Ukraine-Hilfen Gelingt der EU ein Kompromiss mit Viktor Orban? Darum geht es beim EU-Sondergipfel

Ungarns Regierungschef Viktor Orban stellt sich derzeit bei weiteren Hilfen für die Ukraine quer
Ungarns Regierungschef Viktor Orban stellt sich derzeit bei weiteren Hilfen für die Ukraine quer
© Denes Erdos / AP / DPA
Ungarns Regierungschef Viktor Orban könnte den ganz großen Bruch mit der EU riskieren. An diesem Donnerstag verhandeln die 27 Staaten über die weitere Unterstützung der Ukraine. Auch für das kriegsgebeutelte Land steht viel auf dem Spiel.

Bei einem EU-Sondergipfel in Brüssel soll an diesem Donnerstag ein letzter Versuch unternommen werden, den ungarischen Regierungschef Viktor Orban zu einer Zustimmung zu Plänen für neue Ukraine-Hilfen zu bewegen. Über das Paket mit finanziellen Unterstützungszusagen in Höhe von 50 Milliarden Euro für die Zeit bis Ende 2027 hätte eigentlich bereits bei einem regulären EU-Gipfel im vergangenen Dezember entschieden werden sollen.
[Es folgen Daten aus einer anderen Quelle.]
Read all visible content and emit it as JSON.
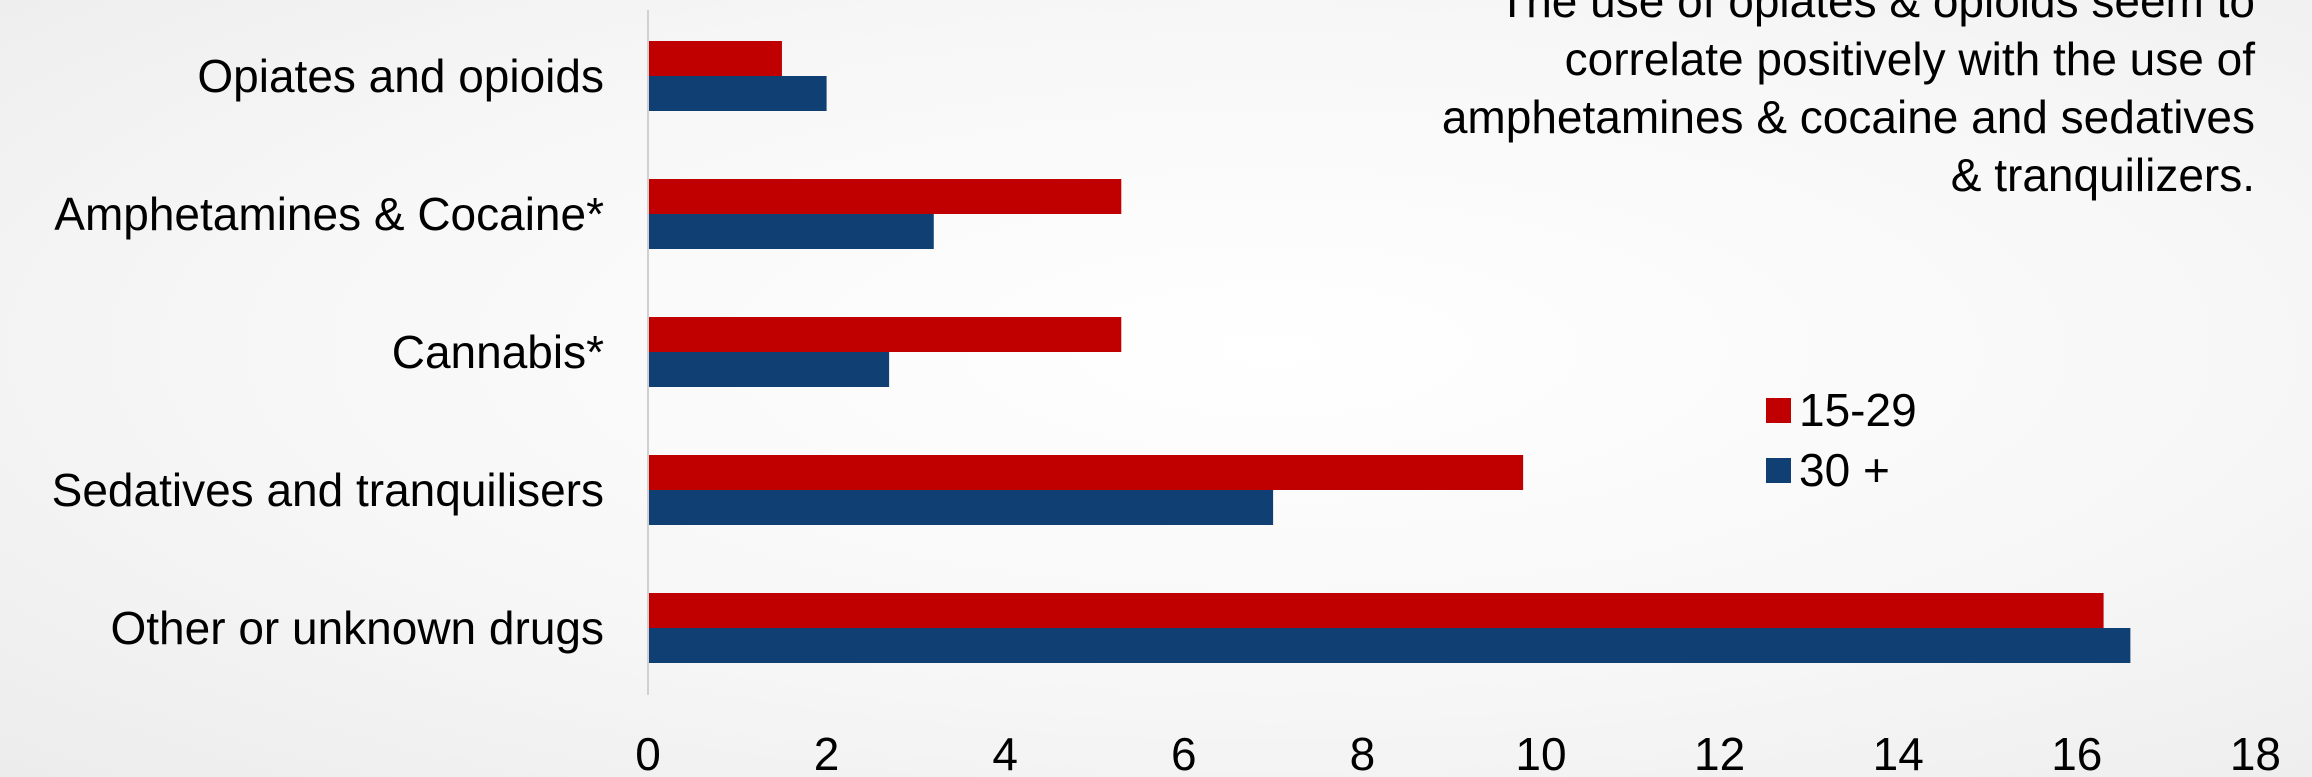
{
  "chart_data": {
    "type": "bar",
    "orientation": "horizontal",
    "categories": [
      "Opiates and opioids",
      "Amphetamines & Cocaine*",
      "Cannabis*",
      "Sedatives and tranquilisers",
      "Other or unknown drugs"
    ],
    "series": [
      {
        "name": "15-29",
        "color": "#c00000",
        "values": [
          1.5,
          5.3,
          5.3,
          9.8,
          16.3
        ]
      },
      {
        "name": "30 +",
        "color": "#0f3f73",
        "values": [
          2.0,
          3.2,
          2.7,
          7.0,
          16.6
        ]
      }
    ],
    "xlim": [
      0,
      18
    ],
    "xticks": [
      "0",
      "2",
      "4",
      "6",
      "8",
      "10",
      "12",
      "14",
      "16",
      "18"
    ],
    "grid": false,
    "legend_position": "right"
  },
  "annotation": "The use of opiates & opioids seem to\ncorrelate positively with the use of\namphetamines & cocaine and sedatives\n& tranquilizers."
}
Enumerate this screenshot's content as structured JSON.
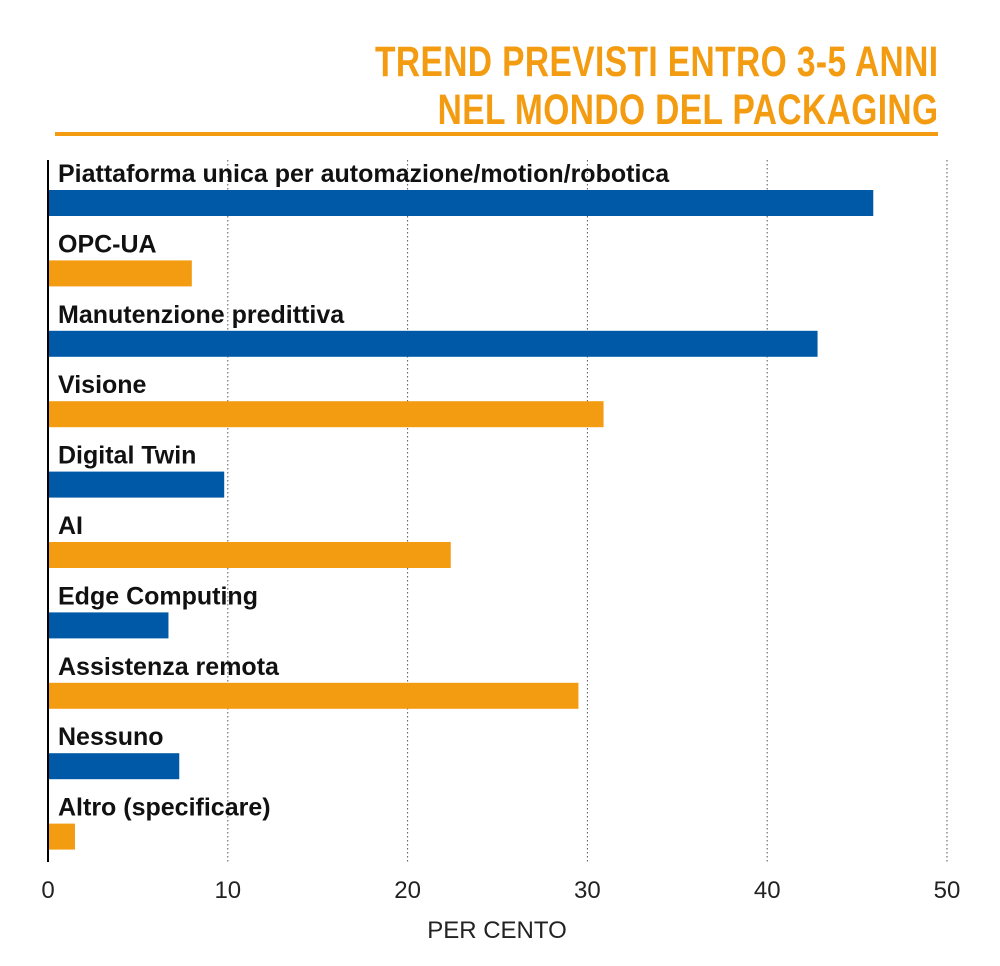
{
  "title": {
    "line1": "TREND PREVISTI ENTRO 3-5 ANNI",
    "line2": "NEL MONDO DEL PACKAGING"
  },
  "chart_data": {
    "type": "bar",
    "orientation": "horizontal",
    "title": "TREND PREVISTI ENTRO 3-5 ANNI NEL MONDO DEL PACKAGING",
    "xlabel": "PER CENTO",
    "ylabel": "",
    "xlim": [
      0,
      50
    ],
    "xticks": [
      0,
      10,
      20,
      30,
      40,
      50
    ],
    "grid": "vertical dotted",
    "categories": [
      "Piattaforma unica per automazione/motion/robotica",
      "OPC-UA",
      "Manutenzione predittiva",
      "Visione",
      "Digital Twin",
      "AI",
      "Edge Computing",
      "Assistenza remota",
      "Nessuno",
      "Altro (specificare)"
    ],
    "values": [
      45.9,
      8.0,
      42.8,
      30.9,
      9.8,
      22.4,
      6.7,
      29.5,
      7.3,
      1.5
    ],
    "colors": [
      "#0059A6",
      "#F39C12",
      "#0059A6",
      "#F39C12",
      "#0059A6",
      "#F39C12",
      "#0059A6",
      "#F39C12",
      "#0059A6",
      "#F39C12"
    ]
  }
}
Damals legte Orban allerdings ein Veto ein und verhinderte damit eine Einigung. 

Der Ungar hatte zuvor mehrfach die Sinnhaftigkeit der Pläne infrage gestellt und in diesem Zusammenhang auch darauf verwiesen, dass die EU aus seiner Sicht zu Unrecht für sein Land vorgesehene Gelder aus dem Gemeinschaftshaushalt eingefroren hat.

Viktor Orban stellt Bedingungen für die ungarische Zustimmung

Vor dem Gipfel sagte Orban nun in einem Interview des französischen Magazins "Le Point", Ungarn sei bereit, Teil einer Lösung zu sein. Voraussetzung sei allerdings, dass man jedes Jahr neu darüber entscheide, ob man weiter Geld schicken wolle oder nicht. Andere Mitgliedstaaten wie Deutschland lehnen dies jedoch ab. Ein Grund ist, dass sie der Ukraine langfristig Unterstützung zusichern wollen. Zudem geht es auch darum, Ungarn Erpressungsmöglichkeiten zu nehmen. So werfen EU-Diplomaten Orban vor, er versuche, mithilfe einer Veto-Politik die wegen Rechtsstaatsbedenken eingefrorenen EU-Gelder freizupressen.

Orban weist dies zurück. Er verweist dabei auch auf die im Juni anstehenden Europawahlen. Jetzt für die Ukraine 50 Milliarden Euro für den Zeitraum bis Ende 2027 fest zuzusagen, könnte den Bürgern seiner Meinung nach den Eindruck vermitteln, dass ihre Stimme keine Rolle spiele.

Nach Angaben von EU-Diplomaten und -Beamten wollen sie Orban deshalb eine "Notbremse" vorschlagen. Damit könnte dieser jährliche Aussprachen über die Hilfen erwirken.

EU könnte Ungarn das Stimmrecht entziehen

Sollte bei den Gesprächen mit Orban keine Lösung gefunden werden, wollen die anderen EU-Staaten im 26er-Kreis – also ohne Ungarn – handeln. Zugleich gilt es als wahrscheinlich, dass es dann Diskussionen über mögliche Schritte zum Entzug von Ungarns Stimmrecht bei EU-Entscheidungen geben würde. Das dafür notwendige Artikel-7-Verfahren wegen mutmaßlicher Rechtsstaatsdefizite läuft bereits seit Jahren. Es wurde allerdings bislang nicht engagiert vorangetrieben – unter anderem in der Hoffnung auf ein Einlenken Orbans in Streitfragen.

Bei dem Gipfel will sich der ukrainische Präsident Wolodymyr Selenskyj per Videoschalte an die Gipfelteilnehmer richten, wie es aus Brüssel hieß. Weitere Themen des EU-Sondergipfels werden der Nahost-Konflikt und die EU-Militärhilfen für die Ukraine sein. Zu den Militärhilfen hatte jüngst Bundeskanzler Olaf Scholz (SPD) eine Debatte angeregt. Er kritisiert, dass andere große EU-Länder für das laufende Jahr deutlich weniger Geld für Waffen- und Munitionslieferungen eingeplant hätten als Deutschland. Dies gefährdet seiner Meinung nach das Durchhaltevermögen der Ukraine im Abwehrkrieg gegen Russland.